The 37-story West is planned to include 270,000 square feet of offices, 19,000 square feet of retail space and 431 luxury apartments, with the developers anticipating completion in the first quarter of 2024. They're targeting office tenants including technology companies seeking larger spaces, generally 35,000 square feet and up.

“That offering has historically not existed in the downtown market,” Brent Schertzer, manager director for Holland Partner Group, said in an email to CoStar News. “We hope to attract technology firms looking for a highly amenitized and uniquely curated project, in addition to more traditional office tenants, such as law and financial service firms looking to be located in the urban core.”

The development team is going up against several large downtown projects already underway and seeking to attract the same tenants, including drawing from the region's cluster of tech and life sciences firms that are now nearly nonexistent downtown. Developers looking to change the mix with downtown projects include Stockdale Capital Partners, IQHQ and Kilroy Realty Corp.

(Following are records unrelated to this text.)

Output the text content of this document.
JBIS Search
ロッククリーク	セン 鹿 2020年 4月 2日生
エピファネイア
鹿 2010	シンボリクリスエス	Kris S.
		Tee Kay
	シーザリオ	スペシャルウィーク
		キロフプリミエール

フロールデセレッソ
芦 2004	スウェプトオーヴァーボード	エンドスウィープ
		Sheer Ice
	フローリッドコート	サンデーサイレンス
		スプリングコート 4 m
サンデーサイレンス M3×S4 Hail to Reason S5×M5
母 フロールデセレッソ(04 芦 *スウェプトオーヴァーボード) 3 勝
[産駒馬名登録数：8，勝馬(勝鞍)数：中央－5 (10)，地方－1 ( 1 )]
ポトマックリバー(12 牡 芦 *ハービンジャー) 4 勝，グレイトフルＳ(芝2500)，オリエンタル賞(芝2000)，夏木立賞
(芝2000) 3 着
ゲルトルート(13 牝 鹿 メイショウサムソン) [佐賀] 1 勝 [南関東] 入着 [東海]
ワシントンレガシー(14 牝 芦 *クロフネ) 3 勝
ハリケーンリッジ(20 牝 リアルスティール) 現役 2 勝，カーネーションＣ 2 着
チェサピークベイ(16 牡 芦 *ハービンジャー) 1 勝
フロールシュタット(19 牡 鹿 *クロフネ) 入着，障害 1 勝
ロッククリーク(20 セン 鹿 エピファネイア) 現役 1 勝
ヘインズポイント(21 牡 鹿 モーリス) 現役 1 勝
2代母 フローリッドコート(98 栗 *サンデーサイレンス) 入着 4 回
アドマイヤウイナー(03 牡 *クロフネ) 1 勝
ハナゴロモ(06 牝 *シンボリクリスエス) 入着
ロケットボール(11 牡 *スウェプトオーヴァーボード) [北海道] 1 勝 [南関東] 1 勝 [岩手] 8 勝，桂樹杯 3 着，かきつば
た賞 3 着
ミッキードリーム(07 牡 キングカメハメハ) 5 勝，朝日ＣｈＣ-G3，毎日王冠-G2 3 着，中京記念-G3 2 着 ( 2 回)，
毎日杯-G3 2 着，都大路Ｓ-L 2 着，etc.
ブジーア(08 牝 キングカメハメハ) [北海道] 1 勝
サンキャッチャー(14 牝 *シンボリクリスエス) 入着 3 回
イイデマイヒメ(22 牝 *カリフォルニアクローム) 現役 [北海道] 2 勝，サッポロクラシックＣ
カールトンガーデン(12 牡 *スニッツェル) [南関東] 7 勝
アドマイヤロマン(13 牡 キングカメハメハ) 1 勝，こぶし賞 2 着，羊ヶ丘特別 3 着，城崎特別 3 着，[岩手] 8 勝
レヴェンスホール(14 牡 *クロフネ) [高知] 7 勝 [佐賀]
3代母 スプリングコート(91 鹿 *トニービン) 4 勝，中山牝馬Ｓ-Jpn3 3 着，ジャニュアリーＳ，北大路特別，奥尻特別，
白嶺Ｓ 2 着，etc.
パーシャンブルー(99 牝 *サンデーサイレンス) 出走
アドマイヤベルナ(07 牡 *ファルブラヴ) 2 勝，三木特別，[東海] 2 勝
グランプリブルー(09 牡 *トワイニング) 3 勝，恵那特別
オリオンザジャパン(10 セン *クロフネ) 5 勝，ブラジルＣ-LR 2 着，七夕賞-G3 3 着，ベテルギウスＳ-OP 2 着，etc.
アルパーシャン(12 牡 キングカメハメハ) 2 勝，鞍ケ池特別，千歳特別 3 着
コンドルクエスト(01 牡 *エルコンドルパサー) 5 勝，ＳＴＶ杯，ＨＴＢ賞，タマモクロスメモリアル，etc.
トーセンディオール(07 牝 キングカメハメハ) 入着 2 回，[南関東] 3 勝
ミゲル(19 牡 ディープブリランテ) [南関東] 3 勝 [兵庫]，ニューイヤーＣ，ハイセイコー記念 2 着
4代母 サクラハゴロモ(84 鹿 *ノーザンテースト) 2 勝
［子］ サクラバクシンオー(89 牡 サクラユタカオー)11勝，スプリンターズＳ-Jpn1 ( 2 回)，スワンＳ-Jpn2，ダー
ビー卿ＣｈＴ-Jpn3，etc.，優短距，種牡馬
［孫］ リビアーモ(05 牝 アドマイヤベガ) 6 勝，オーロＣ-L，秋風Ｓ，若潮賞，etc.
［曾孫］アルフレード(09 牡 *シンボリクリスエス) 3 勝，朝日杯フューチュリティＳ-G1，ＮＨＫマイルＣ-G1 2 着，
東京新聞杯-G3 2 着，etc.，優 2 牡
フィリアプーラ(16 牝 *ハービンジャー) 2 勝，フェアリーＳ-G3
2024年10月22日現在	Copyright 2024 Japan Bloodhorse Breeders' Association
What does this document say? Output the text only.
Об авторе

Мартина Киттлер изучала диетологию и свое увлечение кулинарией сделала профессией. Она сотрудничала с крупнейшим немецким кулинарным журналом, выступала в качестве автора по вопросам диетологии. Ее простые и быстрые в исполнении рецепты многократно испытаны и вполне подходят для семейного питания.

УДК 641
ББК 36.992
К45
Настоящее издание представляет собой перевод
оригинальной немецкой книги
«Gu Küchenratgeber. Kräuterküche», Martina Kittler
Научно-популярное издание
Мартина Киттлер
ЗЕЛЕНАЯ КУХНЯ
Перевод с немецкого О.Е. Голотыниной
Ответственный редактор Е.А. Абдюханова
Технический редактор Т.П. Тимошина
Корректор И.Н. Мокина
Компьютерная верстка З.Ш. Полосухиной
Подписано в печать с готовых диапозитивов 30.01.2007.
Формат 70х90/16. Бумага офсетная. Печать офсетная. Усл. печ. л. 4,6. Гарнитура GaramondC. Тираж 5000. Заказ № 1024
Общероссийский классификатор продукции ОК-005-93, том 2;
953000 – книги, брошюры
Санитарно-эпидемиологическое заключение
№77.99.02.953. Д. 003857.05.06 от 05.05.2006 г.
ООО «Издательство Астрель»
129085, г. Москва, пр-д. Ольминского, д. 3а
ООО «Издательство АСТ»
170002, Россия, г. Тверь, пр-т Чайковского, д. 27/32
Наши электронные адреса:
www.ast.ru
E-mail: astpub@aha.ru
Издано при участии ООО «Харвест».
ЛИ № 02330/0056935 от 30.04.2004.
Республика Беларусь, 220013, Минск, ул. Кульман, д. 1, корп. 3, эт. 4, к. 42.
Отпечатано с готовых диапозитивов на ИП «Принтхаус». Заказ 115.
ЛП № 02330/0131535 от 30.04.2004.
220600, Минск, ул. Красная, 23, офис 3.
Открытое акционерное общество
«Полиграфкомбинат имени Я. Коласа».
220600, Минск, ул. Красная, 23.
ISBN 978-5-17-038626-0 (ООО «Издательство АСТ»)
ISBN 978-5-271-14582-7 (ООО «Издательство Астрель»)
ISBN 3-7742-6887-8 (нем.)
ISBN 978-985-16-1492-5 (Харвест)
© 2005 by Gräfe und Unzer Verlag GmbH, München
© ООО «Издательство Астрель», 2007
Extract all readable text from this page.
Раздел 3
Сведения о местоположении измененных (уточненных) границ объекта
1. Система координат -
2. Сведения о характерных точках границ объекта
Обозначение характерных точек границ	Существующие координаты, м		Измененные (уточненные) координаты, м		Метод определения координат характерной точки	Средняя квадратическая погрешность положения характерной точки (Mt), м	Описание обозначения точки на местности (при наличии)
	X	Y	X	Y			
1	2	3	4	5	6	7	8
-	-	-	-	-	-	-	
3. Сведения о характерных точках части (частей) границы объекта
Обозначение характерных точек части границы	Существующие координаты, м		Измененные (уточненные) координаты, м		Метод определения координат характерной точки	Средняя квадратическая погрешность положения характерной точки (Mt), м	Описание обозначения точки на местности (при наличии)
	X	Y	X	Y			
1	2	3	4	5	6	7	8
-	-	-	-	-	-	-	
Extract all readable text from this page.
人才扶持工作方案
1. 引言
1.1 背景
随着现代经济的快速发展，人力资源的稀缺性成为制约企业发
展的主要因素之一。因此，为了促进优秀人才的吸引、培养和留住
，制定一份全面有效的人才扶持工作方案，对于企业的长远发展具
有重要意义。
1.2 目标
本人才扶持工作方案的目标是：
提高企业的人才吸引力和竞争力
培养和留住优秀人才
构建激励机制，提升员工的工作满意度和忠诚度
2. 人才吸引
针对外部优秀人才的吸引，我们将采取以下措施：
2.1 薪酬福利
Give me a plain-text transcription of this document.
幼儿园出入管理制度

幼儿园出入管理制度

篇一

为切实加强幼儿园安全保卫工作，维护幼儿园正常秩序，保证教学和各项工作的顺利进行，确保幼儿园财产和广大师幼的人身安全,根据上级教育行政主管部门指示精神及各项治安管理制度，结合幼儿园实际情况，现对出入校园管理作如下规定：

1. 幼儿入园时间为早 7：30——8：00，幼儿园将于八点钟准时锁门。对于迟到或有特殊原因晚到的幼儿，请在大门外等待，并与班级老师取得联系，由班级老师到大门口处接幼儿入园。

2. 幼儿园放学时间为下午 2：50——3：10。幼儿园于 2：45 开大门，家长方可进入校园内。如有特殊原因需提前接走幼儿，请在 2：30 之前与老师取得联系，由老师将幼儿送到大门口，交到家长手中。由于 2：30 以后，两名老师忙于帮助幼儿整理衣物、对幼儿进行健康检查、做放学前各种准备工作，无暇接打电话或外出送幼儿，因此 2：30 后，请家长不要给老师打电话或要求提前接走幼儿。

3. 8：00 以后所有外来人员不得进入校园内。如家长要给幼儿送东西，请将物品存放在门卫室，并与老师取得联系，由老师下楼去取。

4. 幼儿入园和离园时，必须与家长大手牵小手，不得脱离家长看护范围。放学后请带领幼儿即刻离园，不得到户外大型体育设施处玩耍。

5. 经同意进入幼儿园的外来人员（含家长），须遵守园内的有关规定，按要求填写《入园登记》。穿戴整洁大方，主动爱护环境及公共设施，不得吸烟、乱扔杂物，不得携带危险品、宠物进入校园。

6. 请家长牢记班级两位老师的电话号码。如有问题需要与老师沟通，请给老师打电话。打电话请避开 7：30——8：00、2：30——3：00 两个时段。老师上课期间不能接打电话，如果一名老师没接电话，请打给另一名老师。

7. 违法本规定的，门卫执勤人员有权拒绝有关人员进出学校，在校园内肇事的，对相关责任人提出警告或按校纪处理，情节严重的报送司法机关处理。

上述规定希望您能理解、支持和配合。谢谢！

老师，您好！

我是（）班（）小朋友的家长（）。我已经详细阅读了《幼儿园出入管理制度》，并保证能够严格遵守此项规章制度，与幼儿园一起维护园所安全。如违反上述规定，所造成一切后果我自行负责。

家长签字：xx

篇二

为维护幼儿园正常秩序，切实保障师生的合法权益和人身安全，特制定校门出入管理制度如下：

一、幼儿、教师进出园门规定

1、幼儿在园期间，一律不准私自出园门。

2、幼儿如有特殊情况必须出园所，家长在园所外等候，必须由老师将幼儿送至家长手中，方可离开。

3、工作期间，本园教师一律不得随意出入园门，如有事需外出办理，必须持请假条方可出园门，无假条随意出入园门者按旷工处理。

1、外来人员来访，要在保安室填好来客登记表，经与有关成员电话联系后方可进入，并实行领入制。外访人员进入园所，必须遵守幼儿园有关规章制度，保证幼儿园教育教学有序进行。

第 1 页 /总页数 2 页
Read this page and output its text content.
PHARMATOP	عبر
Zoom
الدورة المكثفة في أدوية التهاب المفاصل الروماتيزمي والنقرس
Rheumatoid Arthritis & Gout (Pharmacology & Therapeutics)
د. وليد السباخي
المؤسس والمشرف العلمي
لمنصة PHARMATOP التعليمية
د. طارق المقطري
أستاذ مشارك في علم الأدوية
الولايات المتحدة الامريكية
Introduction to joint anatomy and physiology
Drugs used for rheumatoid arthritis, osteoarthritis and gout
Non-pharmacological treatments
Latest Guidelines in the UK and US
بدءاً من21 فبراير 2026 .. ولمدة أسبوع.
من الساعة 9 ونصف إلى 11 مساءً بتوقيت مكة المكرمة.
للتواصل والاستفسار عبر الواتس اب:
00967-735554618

The area's office stock is generally older than that of competing neighborhoods to the north, including University Town Center and Del Mar Heights. Downtown was also dealing with rising office vacancies well before the pandemic, and its vacancy rate of 24.3% is historically high and well above the regional average of 11.5%, according to CoStar data as of Feb. 17.

“Can downtown take more of that space? Well, that’s a great question since the vacancy rate is already trending at 24% and there hasn’t been any recent momentum of demand increasing here,” said Joshua Ohl, director of market analytics for CoStar Group in San Diego. Ohl noted that the West project is being built in a downtown area that already has 1 million square feet of newly renovated office space sitting vacant.

“On the other hand, there are a lot of workers renting downtown’s luxury apartments, which provides a built-in workforce for companies that locate there, and few areas of San Diego offer the cultural and entertainment amenities that downtown does,” Ohl said.

Looking for a Big Name

As with the life science space now being developed elsewhere downtown, Ohl said it may take a large, big-name tenant to lease space at West and other new projects to provide some tailwinds for further office demand.

Office tenants are not yet signed, but West’s developers are betting that downtown’s rising residential population, including a high proportion of younger workers, will spur more companies to come downtown in search of newer-style offices and related amenities currently not available in older downtown offices. Developers also point to downtown’s mass-transit access, which is generally more extensive than in most San Diego neighborhoods.

“While we have no crystal ball to predict where the economy will be in 2024, the larger macro and micro trends look to favor the further recovery and economic growth that will bode well for this project,” Schertzer said. “The demand for housing remains stronger than ever and we see that need persisting in downtown, especially as new employment growth occurs and employees look to limit their commute to work, while enjoying the amenities and lifestyle downtown San Diego offers.”

Downtown San Diego has long been among the region's most active areas for apartment development, and its current apartment vacancy of 8.3% is also above the regional average of 2.2%, CoStar data shows. However, newer downtown apartments have generally been leasing at a brisk pace over the past year, with rents rising 11.7%.

Vancouver, Washington-based Holland Partner Group has built several multifamily projects in downtown San Diego and other West Coast cities over the past two decades. It is joined in the West project by Los Angeles-based Lowe, a national real estate development and management firm, and the North American subsidiary of Japan’s Sekisui House Ltd., which has completed several U.S. mixed-use and master-planned developments.

Plans for West include an open first floor “modeled after a contemporary hotel lobby” with indoor and outdoor dining venues. Developers also plan several indoor-outdoor work and meeting spaces, designed to upgraded health standards spurred by the pandemic, along with a dog run with pet washing facilities.